Oh, by the way, this was the last concert of the band's 1966 world tour, which is why Mick Jagger says it's their last concert ever in his between song banter. So it's Brian Jones' last live appearance as an effective musician. He did play live on some later occasions, with the last being at the "Rock and Roll Circus" in 1968, but after 1966 he pretty much stopped playing guitar and dabbled with exotic musical instruments, if he played anything at all. He slid downhill so much that the rest of the band often just disconnected his amplifier. So this, plus the BBC stuff I posted earlier, are the only good examples of what Jones sounded like in concert back when he still had his shit together.

01 talk (Rolling Stones)
02 Not Fade Away (Rolling Stones)
03 talk (Rolling Stones)
04 The Last Time (Rolling Stones)
05 Paint It, Black (Rolling Stones)
06 talk (Rolling Stones)
07 Lady Jane (Rolling Stones)
08 Mother's Little Helper (Rolling Stones)
09 Get Off of My Cloud (Rolling Stones)
10 19th Nervous Breakdown (Rolling Stones)
11 talk (Rolling Stones)
12 [I Can't Get No] Satisfaction (Rolling Stones)

https://www.imagenetz.de/fLLt8

For the album cover, I wanted to use a color photo. But I had a surprisingly difficult time finding any good ones of the band in concert in 1966. The best ones I could come up with were all from TV appearances, where the band was looking sedate in a very clean and orderly situation, almost like photos of them relaxing in the studio.

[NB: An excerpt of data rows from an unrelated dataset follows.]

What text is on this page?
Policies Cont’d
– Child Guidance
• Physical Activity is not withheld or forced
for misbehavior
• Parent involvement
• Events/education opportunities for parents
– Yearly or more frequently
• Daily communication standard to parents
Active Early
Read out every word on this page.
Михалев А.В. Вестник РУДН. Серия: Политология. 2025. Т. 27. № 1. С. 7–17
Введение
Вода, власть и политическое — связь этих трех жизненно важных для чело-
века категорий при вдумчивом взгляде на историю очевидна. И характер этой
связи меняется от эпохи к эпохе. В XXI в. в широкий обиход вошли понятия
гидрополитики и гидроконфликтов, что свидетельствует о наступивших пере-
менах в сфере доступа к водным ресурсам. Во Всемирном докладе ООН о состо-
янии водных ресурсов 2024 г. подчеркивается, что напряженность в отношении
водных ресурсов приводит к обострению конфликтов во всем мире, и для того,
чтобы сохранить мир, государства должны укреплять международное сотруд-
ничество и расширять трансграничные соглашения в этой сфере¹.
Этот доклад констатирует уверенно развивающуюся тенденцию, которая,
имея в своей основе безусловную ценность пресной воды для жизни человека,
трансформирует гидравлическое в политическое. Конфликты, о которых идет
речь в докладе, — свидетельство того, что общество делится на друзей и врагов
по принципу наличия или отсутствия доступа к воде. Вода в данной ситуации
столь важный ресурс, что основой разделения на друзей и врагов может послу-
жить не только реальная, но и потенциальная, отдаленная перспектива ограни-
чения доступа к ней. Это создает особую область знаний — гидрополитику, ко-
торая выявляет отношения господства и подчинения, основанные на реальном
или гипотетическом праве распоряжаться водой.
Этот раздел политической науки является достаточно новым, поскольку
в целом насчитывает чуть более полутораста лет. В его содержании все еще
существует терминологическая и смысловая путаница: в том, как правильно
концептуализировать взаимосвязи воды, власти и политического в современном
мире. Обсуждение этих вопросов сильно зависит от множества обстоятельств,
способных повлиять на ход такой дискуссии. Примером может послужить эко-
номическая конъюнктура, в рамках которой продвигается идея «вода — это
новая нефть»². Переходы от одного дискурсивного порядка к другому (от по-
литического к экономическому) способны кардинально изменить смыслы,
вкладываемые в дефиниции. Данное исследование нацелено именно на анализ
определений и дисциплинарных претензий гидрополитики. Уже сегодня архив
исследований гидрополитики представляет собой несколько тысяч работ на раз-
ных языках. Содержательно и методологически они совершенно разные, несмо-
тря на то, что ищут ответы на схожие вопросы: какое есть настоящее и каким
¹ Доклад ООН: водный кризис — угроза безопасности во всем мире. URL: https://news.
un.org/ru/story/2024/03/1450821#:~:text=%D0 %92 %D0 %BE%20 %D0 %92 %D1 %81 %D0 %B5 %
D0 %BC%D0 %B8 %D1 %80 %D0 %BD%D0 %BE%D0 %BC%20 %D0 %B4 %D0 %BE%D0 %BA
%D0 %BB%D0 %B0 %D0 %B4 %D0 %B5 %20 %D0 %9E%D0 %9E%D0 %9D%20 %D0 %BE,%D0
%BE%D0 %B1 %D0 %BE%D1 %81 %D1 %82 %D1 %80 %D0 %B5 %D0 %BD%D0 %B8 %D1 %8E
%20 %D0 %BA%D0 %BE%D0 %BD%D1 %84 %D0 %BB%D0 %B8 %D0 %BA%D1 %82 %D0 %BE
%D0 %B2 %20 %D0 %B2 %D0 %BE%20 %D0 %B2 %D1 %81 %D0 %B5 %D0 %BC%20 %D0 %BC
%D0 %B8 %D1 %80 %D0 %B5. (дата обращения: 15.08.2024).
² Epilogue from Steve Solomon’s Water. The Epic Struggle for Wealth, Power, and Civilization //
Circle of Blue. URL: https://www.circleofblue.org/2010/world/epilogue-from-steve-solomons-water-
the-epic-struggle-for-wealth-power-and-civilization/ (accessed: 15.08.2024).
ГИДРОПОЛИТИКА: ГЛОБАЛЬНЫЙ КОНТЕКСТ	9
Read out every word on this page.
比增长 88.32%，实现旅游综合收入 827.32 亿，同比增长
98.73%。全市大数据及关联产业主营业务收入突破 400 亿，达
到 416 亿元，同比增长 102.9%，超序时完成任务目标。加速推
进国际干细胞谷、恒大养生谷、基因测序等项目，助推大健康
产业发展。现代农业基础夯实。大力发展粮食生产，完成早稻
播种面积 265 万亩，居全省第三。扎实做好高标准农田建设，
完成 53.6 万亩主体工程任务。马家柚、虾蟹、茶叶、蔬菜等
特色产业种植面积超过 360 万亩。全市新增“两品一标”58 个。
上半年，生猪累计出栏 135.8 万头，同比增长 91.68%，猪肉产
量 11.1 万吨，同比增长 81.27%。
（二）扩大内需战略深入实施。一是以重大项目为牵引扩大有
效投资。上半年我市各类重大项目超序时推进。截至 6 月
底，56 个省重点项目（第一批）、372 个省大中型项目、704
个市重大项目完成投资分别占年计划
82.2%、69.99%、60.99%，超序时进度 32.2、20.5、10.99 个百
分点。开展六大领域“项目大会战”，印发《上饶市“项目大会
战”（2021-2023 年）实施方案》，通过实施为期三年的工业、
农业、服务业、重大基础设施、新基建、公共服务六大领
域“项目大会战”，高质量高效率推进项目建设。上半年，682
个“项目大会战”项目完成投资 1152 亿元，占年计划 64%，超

So instead I went with this black and white photo to better show the utter craziness of their concerts at the time. This one comes from a concert in Wellington, New Zealand, in February 1966. Some frenzied fan is grabbing Mick Jagger while a police officer tries to pull her away. I believe that's Bill Wyman's back to the camera, while Brian Jones can be seen off in the distance, just past Jagger's head. This concert was so nuts that one girl fell from a balcony and was so hurt that she later had to have her legs amputated.

Over a year after first posting this album, I colorized the photo.

Also, the band name text and the framing at the top comes from a tour guide give out during their 1966 world tour. I squished the framing vertically, and added the text about Honolulu.

2 comments:

  1. FYI I interviewed the promoter of that show - The Stones were paid $15,000 in 1966, and played for all of 27 minutes.
    “The rider called for 50 cops and we’d never had that many,” Tom Moffatt recalled. “Well the kids here obey authority, so they just sat there and screamed, and the Stones didn’t know what to do. They opened with Buddy Holly’s ‘Not Fade Away’ and closed with ‘Satisfaction,’ eight songs. At the end Jagger said, ‘this is our last concert ever’.”

    ReplyDelete
  2. Thanks for that info. It's interesting that the Stones thought that was their last concert at the time, given that the Beatles stopped touring pretty much at that exact same time.